Ben Giles

“I first came across the work of Ben Giles during his first year of university. His floral collages, struck a chord with me; I instantly knew they were something special. The combination of scale, and precision result in works that mesmerise the viewer; transporting them to floral fantasies, and dreamlike landscapes.

Both Giles’ collages and installations have received international recognition:- in 2014 his floral collage was displayed across New York’s Times Square, in 2015 he has featured in numerous magazines, and held several workshops, exhibitions and group shows across the U.K.” – Kerr McIlwraith, Pen etc founder.

Ben Giles’ work explores man’s connection with nature; a flawed connection. Read his statement below.

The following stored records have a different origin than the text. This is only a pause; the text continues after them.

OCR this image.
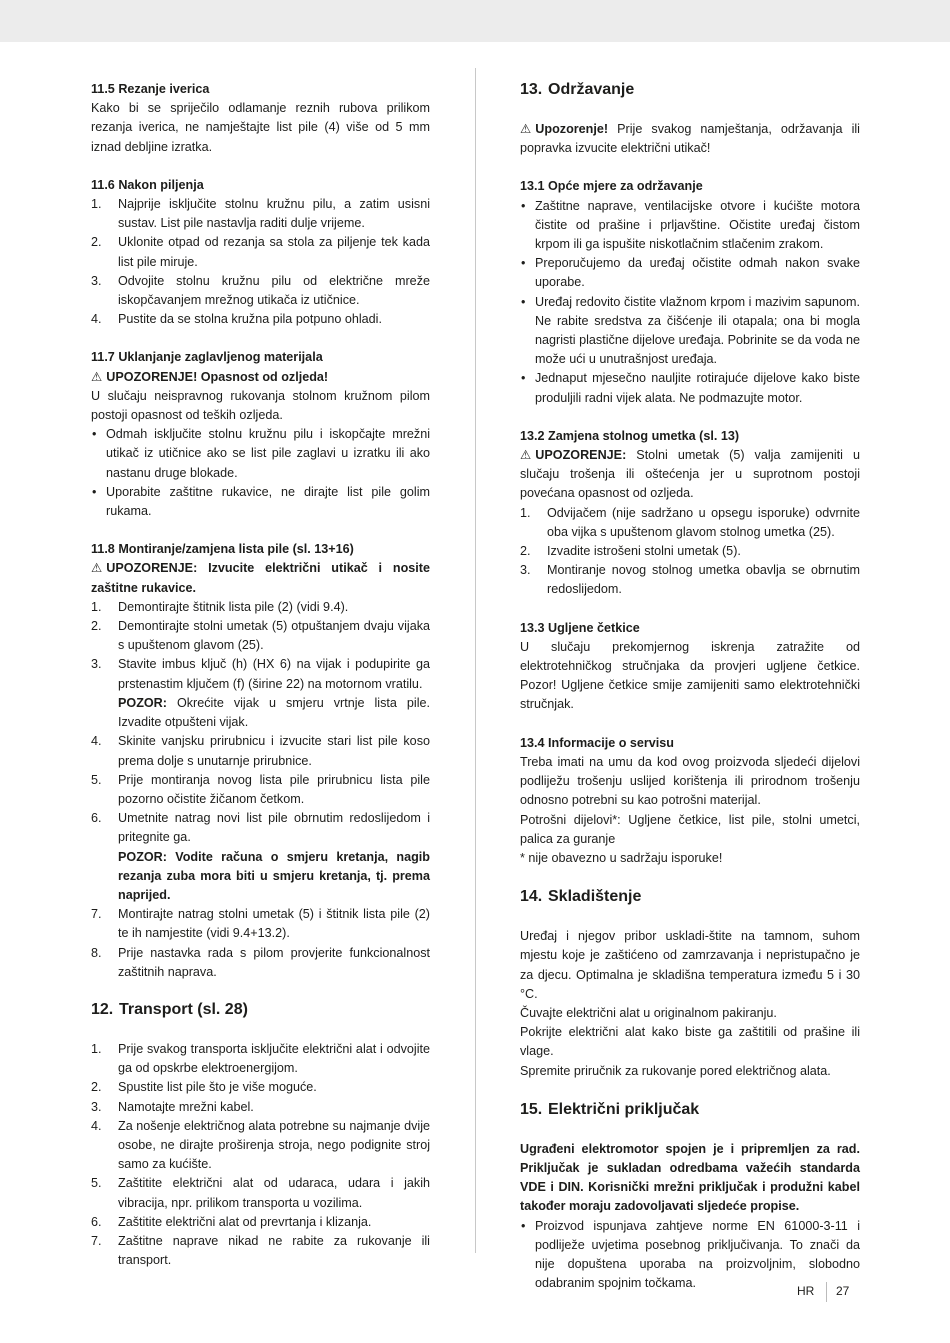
11.5 Rezanje iverica

Kako bi se spriječilo odlamanje reznih rubova prilikom rezanja iverica, ne namještajte list pile (4) više od 5 mm iznad debljine izratka.

11.6 Nakon piljenja
1. Najprije isključite stolnu kružnu pilu, a zatim usisni sustav. List pile nastavlja raditi dulje vrijeme.
2. Uklonite otpad od rezanja sa stola za piljenje tek kada list pile miruje.
3. Odvojite stolnu kružnu pilu od električne mreže iskopčavanjem mrežnog utikača iz utičnice.
4. Pustite da se stolna kružna pila potpuno ohladi.
11.7 Uklanjanje zaglavljenog materijala

⚠ UPOZORENJE! Opasnost od ozljeda!

U slučaju neispravnog rukovanja stolnom kružnom pilom postoji opasnost od teških ozljeda.

• Odmah isključite stolnu kružnu pilu i iskopčajte mrežni utikač iz utičnice ako se list pile zaglavi u izratku ili ako nastanu druge blokade.
• Uporabite zaštitne rukavice, ne dirajte list pile golim rukama.
11.8 Montiranje/zamjena lista pile (sl. 13+16)

⚠ UPOZORENJE: Izvucite električni utikač i nosite zaštitne rukavice.

1. Demontirajte štitnik lista pile (2) (vidi 9.4).
2. Demontirajte stolni umetak (5) otpuštanjem dvaju vijaka s upuštenom glavom (25).
3. Stavite imbus ključ (h) (HX 6) na vijak i podupirite ga prstenastim ključem (f) (širine 22) na motornom vratilu.
POZOR: Okrećite vijak u smjeru vrtnje lista pile. Izvadite otpušteni vijak.
4. Skinite vanjsku prirubnicu i izvucite stari list pile koso prema dolje s unutarnje prirubnice.
5. Prije montiranja novog lista pile prirubnicu lista pile pozorno očistite žičanom četkom.
6. Umetnite natrag novi list pile obrnutim redoslijedom i pritegnite ga.
POZOR: Vodite računa o smjeru kretanja, nagib rezanja zuba mora biti u smjeru kretanja, tj. prema naprijed.
7. Montirajte natrag stolni umetak (5) i štitnik lista pile (2) te ih namjestite (vidi 9.4+13.2).
8. Prije nastavka rada s pilom provjerite funkcionalnost zaštitnih naprava.
12. Transport (sl. 28)
1. Prije svakog transporta isključite električni alat i odvojite ga od opskrbe elektroenergijom.
2. Spustite list pile što je više moguće.
3. Namotajte mrežni kabel.
4. Za nošenje električnog alata potrebne su najmanje dvije osobe, ne dirajte proširenja stroja, nego podignite stroj samo za kućište.
5. Zaštitite električni alat od udaraca, udara i jakih vibracija, npr. prilikom transporta u vozilima.
6. Zaštitite električni alat od prevrtanja i klizanja.
7. Zaštitne naprave nikad ne rabite za rukovanje ili transport.
13. Održavanje

⚠ Upozorenje! Prije svakog namještanja, održavanja ili popravka izvucite električni utikač!

13.1 Opće mjere za održavanje
• Zaštitne naprave, ventilacijske otvore i kućište motora čistite od prašine i prljavštine. Očistite uređaj čistom krpom ili ga ispušite niskotlačnim stlačenim zrakom.
• Preporučujemo da uređaj očistite odmah nakon svake uporabe.
• Uređaj redovito čistite vlažnom krpom i mazivim sapunom. Ne rabite sredstva za čišćenje ili otapala; ona bi mogla nagristi plastične dijelove uređaja. Pobrinite se da voda ne može ući u unutrašnjost uređaja.
• Jednaput mjesečno nauljite rotirajuće dijelove kako biste produljili radni vijek alata. Ne podmazujte motor.
13.2 Zamjena stolnog umetka (sl. 13)

⚠ UPOZORENJE: Stolni umetak (5) valja zamijeniti u slučaju trošenja ili oštećenja jer u suprotnom postoji povećana opasnost od ozljeda.

1. Odvijačem (nije sadržano u opsegu isporuke) odvrnite oba vijka s upuštenom glavom stolnog umetka (25).
2. Izvadite istrošeni stolni umetak (5).
3. Montiranje novog stolnog umetka obavlja se obrnutim redoslijedom.
13.3 Ugljene četkice

U slučaju prekomjernog iskrenja zatražite od elektrotehničkog stručnjaka da provjeri ugljene četkice. Pozor! Ugljene četkice smije zamijeniti samo elektrotehnički stručnjak.

13.4 Informacije o servisu

Treba imati na umu da kod ovog proizvoda sljedeći dijelovi podliježu trošenju uslijed korištenja ili prirodnom trošenju odnosno potrebni su kao potrošni materijal.

Potrošni dijelovi*: Ugljene četkice, list pile, stolni umetci, palica za guranje

* nije obavezno u sadržaju isporuke!

14. Skladištenje

Uređaj i njegov pribor uskladi-štite na tamnom, suhom mjestu koje je zaštićeno od zamrzavanja i nepristupačno je za djecu. Optimalna je skladišna temperatura između 5 i 30 °C.

Čuvajte električni alat u originalnom pakiranju.

Pokrijte električni alat kako biste ga zaštitili od prašine ili vlage.

Spremite priručnik za rukovanje pored električnog alata.

15. Električni priključak

Ugrađeni elektromotor spojen je i pripremljen za rad. Priključak je sukladan odredbama važećih standarda VDE i DIN. Korisnički mrežni priključak i produžni kabel također moraju zadovoljavati sljedeće propise.

• Proizvod ispunjava zahtjeve norme EN 61000-3-11 i podliježe uvjetima posebnog priključivanja. To znači da nije dopuštena uporaba na proizvoljnim, slobodno odabranim spojnim točkama.
HR	27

“My current work explores our flawed connection to nature, as well as the primal and beautiful connection we can have with it. We use, destroy, consume, tame, trim, garden, manipulate, place, deforest, witness and take for granted, yet are reliant on it to breathe, provide food, build homes and create our many products and needs. It seems it’s only okay on our terms. 

I want to “release” materials back into nature. Through using objects originally sourced from natural resources, I create outdoor works, and give a life cycle to objects that are interpretations of nature.  

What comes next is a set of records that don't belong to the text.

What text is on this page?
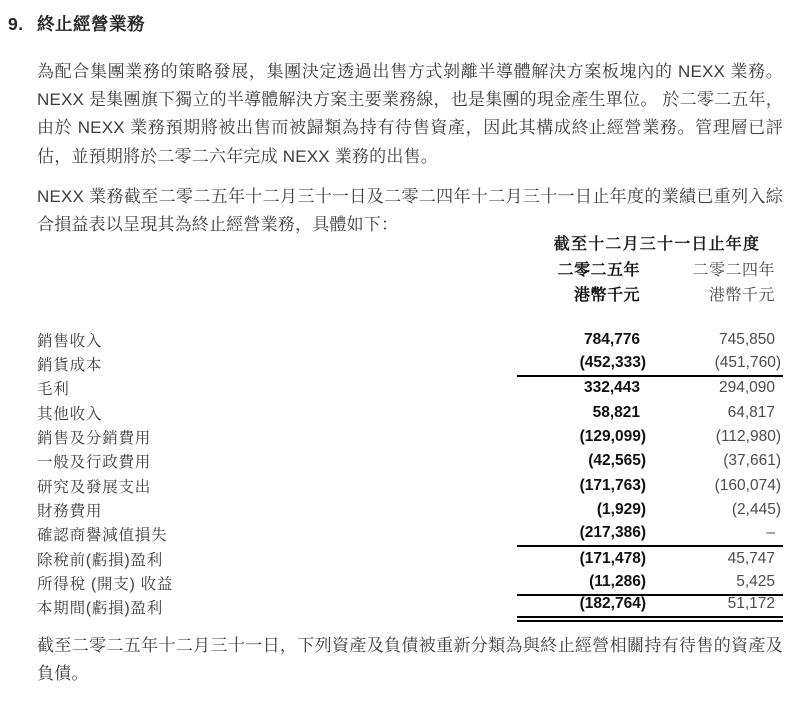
9. 終止經營業務
為配合集團業務的策略發展，集團決定透過出售方式剝離半導體解決方案板塊內的 NEXX 業務。 NEXX 是集團旗下獨立的半導體解決方案主要業務線，也是集團的現金產生單位。 於二零二五年，由於 NEXX 業務預期將被出售而被歸類為持有待售資產，因此其構成終止經營業務。管理層已評估，並預期將於二零二六年完成 NEXX 業務的出售。
NEXX 業務截至二零二五年十二月三十一日及二零二四年十二月三十一日止年度的業績已重列入綜合損益表以呈現其為終止經營業務，具體如下：
截至十二月三十一日止年度
二零二五年	二零二四年
港幣千元	港幣千元
銷售收入	784,776	745,850
銷貨成本	(452,333)	(451,760)
毛利	332,443	294,090
其他收入	58,821	64,817
銷售及分銷費用	(129,099)	(112,980)
一般及行政費用	(42,565)	(37,661)
研究及發展支出	(171,763)	(160,074)
財務費用	(1,929)	(2,445)
確認商譽減值損失	(217,386)	–
除稅前(虧損)盈利	(171,478)	45,747
所得稅 (開支) 收益	(11,286)	5,425
本期間(虧損)盈利	(182,764)	51,172
截至二零二五年十二月三十一日，下列資產及負債被重新分類為與終止經營相關持有待售的資產及負債。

The importance of space on the work will come into play and it may become apparent that the work cannot exist outside of the space, or that by moving its location it can keep adapting and changing just as many natural things find a way surviving through human interference. Both the space and the environment become a part of the work.

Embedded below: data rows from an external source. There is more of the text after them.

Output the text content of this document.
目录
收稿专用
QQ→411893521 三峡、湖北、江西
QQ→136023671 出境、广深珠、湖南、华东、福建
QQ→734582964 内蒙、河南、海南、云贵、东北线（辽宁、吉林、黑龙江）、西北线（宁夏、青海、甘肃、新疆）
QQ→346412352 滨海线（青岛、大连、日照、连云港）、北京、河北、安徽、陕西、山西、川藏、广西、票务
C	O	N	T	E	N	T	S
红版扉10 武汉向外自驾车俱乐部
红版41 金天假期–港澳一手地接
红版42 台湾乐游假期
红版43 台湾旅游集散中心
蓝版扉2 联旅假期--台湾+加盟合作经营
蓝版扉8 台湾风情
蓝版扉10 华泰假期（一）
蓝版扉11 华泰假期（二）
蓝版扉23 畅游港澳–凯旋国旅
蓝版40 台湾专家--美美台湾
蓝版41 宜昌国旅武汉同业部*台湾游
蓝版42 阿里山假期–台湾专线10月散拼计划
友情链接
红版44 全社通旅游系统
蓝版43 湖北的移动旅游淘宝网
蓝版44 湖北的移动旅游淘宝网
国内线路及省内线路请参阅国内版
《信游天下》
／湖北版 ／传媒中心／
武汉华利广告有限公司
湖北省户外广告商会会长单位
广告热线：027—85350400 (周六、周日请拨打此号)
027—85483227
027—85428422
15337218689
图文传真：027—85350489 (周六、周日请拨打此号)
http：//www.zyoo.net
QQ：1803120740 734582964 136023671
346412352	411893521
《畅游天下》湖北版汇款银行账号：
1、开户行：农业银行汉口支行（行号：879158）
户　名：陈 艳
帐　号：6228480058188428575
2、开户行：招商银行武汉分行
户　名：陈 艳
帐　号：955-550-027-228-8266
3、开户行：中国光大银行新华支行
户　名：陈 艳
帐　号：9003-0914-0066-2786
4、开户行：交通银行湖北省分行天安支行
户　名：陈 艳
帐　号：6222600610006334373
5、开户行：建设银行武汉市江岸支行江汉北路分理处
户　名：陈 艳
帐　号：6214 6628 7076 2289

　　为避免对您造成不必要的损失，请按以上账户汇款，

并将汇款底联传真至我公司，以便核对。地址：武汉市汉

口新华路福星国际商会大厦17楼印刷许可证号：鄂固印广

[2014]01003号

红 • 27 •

Through my work I want to adapt, trick and seduce the audience with artificial, environments to inhabit. The audience will interact with new worlds, manipulated objects, and false representations. I want to create experiences that are playful, childish, exciting and colourful, yet subtly disturbing. The context of the work seeps into the visual stimuli. The audience needs to be excited, interested, confused and unsettled. It is important that people engage, seek, explore and remember.”